Di sana saya dimintanya untuk beberapa waktu diam merenungkan diri saja (sambil dia berzikir), terus (setelah dia selesai berzikir) si nenek meminta saya mendoakan arwah "orang" di makam itu, akhirnya meminta saya mengikuti kata-katanya yang saya nilai adalah suatu BATATA berupa permohonan kepada ALLAH (melalui para wali ALLAH di dunia) akan semua cita-cita besar & luhur yang ingin saya capai & tuju.

Sepulang dari Liya, sekitar hampir sebulan kemudian, saya mendapat kabar bahwa sepupu bapak saya (sang nenek berusia 120 tahun lebih) meninggal dunia. Saya saat itu jadi berpikir, apa mungkin sepupu ayah saya itu dipanjangkan umurnya sampai saya bertemu dgn dia..? Itu cuma jadi pikiran saya...

Meskipun sudah mulai jelas, siapa-siapa leluhur saya dari garis bapak, namun ada bagian-bagian penting yang masih agak kurang jelas. Alhamdulillah, di facebook saya dipertemukan ALLAH untuk mengenal & bisa bertanya pada Pak Ali Habiu & abang Ali Ahmadi yang merupakan saudara-saudara saya sesama orang Liya.

Memang saya juga sudah bertanya pada orang-orang yang saya pikir mengetahui benar akan "rahasia" Buton. Terbantu juga memang dengan info-info mereka. Namun, saya akui, bagian terbesar yang membuat semuanya menjadi terang adalah info dari sebagian tulisan di blog Pak Ali Habiu yang meminta kita semua yang mengaku orang Buton agar memikirkan sejarah Liya (sambil membeberkan fakta-fakta yang ada tetapi mungkin masih kurang jelas oleh Pak Ali Habiu). Jujur, saya benar-benar berterima kasih dgn ajakan untuk merenungkan itu, Pak Ali Habiu.

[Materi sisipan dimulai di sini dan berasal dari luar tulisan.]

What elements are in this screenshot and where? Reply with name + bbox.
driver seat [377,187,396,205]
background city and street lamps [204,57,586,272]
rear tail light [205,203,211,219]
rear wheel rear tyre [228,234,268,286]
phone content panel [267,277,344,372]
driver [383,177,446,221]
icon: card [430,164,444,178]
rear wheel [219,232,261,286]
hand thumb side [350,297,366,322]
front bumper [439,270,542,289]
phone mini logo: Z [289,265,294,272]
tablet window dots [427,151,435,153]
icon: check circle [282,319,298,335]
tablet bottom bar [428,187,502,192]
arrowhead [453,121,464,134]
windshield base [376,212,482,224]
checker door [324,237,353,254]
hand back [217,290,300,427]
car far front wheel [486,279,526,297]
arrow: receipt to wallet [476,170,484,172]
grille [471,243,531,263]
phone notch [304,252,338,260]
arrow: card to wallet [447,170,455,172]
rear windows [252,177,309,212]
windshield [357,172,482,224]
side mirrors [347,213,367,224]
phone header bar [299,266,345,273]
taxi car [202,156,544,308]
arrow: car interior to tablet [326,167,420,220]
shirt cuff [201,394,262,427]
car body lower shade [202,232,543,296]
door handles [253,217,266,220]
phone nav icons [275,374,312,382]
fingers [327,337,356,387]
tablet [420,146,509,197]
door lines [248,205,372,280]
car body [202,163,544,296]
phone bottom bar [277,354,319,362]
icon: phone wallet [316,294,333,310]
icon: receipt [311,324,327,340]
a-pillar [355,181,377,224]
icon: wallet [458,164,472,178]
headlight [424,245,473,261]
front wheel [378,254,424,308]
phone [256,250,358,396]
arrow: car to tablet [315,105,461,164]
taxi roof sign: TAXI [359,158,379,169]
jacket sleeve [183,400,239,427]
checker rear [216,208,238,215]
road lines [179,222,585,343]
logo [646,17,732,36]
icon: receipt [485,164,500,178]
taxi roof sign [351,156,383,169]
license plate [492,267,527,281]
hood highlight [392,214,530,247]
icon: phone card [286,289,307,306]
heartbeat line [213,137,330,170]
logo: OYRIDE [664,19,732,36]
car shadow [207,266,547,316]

Karena itu, ketika beberapa hari lalu ada orang-orang yang terang-terangan mengejek & mentertawai isi tulisan-tulisan Pak Ali Habiu (mungkin di pikiran mereka Pak Ali Habiu tidak lebih adalah seorang yang stress atau mungkin mau hampir gila, tabe..) saya langsung mengirim pesan agar Pak Ali Habiu meresponnya sambil saya berjanji akan tampil membela Pak Ali Habiu andai ada yang kembali "menyerang" lagi Pak Ali Habiu.


Sayang sekali.., mungkin karena kematangan emosi Pak Ali Habiu (MOSEGA-nya orang Liya kan tidak selamanya harus ditunjukkan langsung di', Pak Ali Habiu..?), beberapa hari lalu Pak Ali Habiu hanya merespon seadanya di grup Mia Patamiana. Namun, alhamdulillah.., tampil juga abang Ali Ahmadi yang menyindir keras orang-orang yang sudah terang-terangan menghina Pak Ali Habiu. Saya saat itu belum melihat kesempatan untuk tampil membela Pak Ali habiu, karena mereka tidak merespon sindiran abang Ali Ahmadi.

Kesempatan saya membalikkan mereka adalah kemarin. Moment-nya benar-benar pas untuk saya menunjukkan bukti-bukti terkait info dari pak Ali Habiu (lewat opini & silsilah yang sedang saya buat). Sekaligus saya benar-benar menyerang mereka-mereka yang hanya berani (PENGECUT) mengkritik bahkan menghina orang lain dgn TIDAK BERANI menunjukkan diri asli mereka. Hanya lewat "topeng" saja, sesuatu yang sangat2 berbeda dgn kita-kita orang Liya.


DEMI ALLAH.., BENAR-BENAR DEMI ALLAH.., BETOAMBARI ITU ADALAH LELUHUR ORANG LIYA.

Saya tidak akan pernah ikhlas melihat kenyataan di sekitar makam leluhur saya diwarnai kemaksiatan seperti itu...

Mohon.., sangat-sangat saya memohon agar Pak Ali Habiu & abang Ali Ahmadi juga menentang kondisi itu...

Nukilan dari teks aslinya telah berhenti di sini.